@Aineas
Aineas schrieb:So bleibt mir nichts anderes übrig als zu konstatieren, dass du entweder ein Anhänger Descarts Lehre bist, der dessen Publikationen nicht bis zum Ende studiert hat, oder dass deine Ablehnung der Anerkennung der Wahrheitstreue der Berichte, die uns direkt aus dem Land erreichen, aus einer Art Wunschdenken resultiert.
Ich bezweifle die genaue Wahrheitstreue westliche Medien wenn vom Iran berichtet wird, aufgrund der ideologogischen Differenzen fällt es den Journalisten schwer objektiv zu berichten.
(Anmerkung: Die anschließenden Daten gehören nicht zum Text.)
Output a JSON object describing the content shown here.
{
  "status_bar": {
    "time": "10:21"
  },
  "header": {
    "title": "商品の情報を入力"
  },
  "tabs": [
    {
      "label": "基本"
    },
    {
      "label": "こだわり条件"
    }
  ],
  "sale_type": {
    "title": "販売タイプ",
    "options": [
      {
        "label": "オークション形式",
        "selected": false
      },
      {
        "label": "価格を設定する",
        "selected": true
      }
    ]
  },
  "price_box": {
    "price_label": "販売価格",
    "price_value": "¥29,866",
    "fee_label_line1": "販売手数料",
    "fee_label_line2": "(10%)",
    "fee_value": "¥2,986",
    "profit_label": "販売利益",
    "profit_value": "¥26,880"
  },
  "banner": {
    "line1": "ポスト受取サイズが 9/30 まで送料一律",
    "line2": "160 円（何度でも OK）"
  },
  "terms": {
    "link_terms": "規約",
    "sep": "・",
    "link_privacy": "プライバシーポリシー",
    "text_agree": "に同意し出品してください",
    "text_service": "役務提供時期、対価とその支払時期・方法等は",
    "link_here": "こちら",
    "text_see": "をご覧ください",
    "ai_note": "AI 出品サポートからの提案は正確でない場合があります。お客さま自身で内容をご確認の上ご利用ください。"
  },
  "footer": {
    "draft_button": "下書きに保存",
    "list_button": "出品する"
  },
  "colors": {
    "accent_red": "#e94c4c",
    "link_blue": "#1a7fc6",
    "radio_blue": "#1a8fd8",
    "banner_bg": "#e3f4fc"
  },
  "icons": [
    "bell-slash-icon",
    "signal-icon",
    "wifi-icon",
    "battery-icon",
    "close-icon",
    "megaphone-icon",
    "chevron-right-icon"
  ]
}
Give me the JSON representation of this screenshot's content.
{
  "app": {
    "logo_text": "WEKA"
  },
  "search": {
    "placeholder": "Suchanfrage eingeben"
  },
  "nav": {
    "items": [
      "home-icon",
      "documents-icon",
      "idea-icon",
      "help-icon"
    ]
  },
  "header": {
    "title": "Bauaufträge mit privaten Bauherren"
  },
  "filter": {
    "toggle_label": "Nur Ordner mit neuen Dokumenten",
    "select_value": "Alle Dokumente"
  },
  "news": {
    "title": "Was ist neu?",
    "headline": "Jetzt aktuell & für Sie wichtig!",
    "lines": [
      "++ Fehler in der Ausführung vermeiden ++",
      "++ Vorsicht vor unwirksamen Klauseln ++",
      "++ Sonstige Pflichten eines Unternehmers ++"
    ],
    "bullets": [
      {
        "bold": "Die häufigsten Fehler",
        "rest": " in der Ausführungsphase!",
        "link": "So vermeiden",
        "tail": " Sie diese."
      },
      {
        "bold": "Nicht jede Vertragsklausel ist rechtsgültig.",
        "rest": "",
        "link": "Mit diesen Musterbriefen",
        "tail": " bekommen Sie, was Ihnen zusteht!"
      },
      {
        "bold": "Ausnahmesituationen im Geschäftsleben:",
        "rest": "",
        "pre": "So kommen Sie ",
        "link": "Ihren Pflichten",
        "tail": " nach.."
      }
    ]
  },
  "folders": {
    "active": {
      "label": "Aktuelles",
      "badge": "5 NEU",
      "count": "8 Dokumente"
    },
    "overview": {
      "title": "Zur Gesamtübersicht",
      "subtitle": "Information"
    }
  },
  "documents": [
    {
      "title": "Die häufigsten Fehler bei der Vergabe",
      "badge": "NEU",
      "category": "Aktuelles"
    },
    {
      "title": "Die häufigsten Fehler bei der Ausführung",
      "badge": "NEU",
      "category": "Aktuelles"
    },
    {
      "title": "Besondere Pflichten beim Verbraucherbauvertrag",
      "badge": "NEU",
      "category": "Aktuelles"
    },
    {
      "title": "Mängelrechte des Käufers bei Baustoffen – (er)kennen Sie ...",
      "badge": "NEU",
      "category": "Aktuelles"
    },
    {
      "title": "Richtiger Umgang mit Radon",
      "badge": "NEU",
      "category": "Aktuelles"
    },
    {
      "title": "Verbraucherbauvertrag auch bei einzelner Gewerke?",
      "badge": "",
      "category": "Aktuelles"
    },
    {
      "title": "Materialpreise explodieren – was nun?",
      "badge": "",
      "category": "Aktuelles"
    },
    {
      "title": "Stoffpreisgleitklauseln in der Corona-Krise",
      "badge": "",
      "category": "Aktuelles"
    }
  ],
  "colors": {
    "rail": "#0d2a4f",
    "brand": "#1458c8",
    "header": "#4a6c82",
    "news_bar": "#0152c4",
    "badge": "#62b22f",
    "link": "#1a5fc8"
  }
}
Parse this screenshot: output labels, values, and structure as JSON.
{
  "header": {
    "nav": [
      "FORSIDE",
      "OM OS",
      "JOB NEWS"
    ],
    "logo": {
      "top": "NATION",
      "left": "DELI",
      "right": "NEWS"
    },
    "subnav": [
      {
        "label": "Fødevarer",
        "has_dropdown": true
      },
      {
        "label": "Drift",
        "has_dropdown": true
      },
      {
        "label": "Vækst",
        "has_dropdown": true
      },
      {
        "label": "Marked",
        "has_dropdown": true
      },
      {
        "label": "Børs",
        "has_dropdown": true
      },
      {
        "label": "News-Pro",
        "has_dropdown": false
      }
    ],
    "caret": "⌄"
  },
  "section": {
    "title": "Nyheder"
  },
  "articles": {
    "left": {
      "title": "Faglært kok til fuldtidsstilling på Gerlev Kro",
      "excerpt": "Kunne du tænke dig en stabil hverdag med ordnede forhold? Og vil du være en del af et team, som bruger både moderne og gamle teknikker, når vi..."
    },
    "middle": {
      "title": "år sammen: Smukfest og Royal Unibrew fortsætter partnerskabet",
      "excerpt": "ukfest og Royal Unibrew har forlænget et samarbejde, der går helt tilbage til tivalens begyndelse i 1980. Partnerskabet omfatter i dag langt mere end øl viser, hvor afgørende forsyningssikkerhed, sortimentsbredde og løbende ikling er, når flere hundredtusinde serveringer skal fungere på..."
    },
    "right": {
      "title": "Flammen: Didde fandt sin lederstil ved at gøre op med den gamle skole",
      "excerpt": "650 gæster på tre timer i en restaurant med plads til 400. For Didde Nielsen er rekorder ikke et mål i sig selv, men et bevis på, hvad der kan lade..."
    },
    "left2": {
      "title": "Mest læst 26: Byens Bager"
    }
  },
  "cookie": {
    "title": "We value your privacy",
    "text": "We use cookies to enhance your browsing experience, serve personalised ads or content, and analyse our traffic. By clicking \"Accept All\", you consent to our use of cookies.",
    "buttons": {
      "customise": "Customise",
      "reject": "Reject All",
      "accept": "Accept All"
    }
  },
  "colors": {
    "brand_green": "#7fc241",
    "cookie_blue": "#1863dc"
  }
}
Oder meinst du die Medienberichte im kalten Krieg waren auch so korrekt? Oder glaubst du nur die Kommunisten hätten Propaganda betrieben?
Ich wollte eigentlich höfflich sein, aber ich sags dir nochmal, wenn du meinst die Lage in einem Land durch die Proteste einer Opposition zu bewerten dann ist das ziemlich lachhaft unprofessionell.
Ich gebe dir mal eine Doku über Venezuela, wie dort die Wahlen von den pro-amerikanischen Bürgern nicht anerkannt wurde, sie dingen auf die Straßen, letzendlich endete es mit dem Sturz der gewählten Regierung.
Was passierte dann? Über eine Million Menschen stürmten das Regierungsgebäude und brachten Chavez wieder an die Macht. Nur mal so als Beispiel, außer der Türkei, die mir gerade so einfallen.
http://video.google.com/videoplay?docid=6646932769349258745&hl=de
Aineas schrieb:Selbst im Falle dessen, dass kein Fehler vorliegt und das offizielle Wahlergebnis der Realität entspricht, werden die Sympathisanten Ahmadineschads früher oder später verstehen, dass der Reformer Mussawi sowohl die besseren als auch die begründeteren Antworten auf die Fragen des Irans bereithält, weswegen der Trend umkippen vermutlich wird, sofern er denn so liegt, wie du es als wahrscheinlich erachtest.
Könnte kippen natürlich, genau wie in der Türkei die Säkularisten so mächtig waren das sie Jahrzehnte regierten und auch islamische Regierungen mehrmals stürzten.
Ist aber wieder etwas anders gekippt. Wie man momentan sehen kann.
Wer weiß was der Iran noch so durchmacht.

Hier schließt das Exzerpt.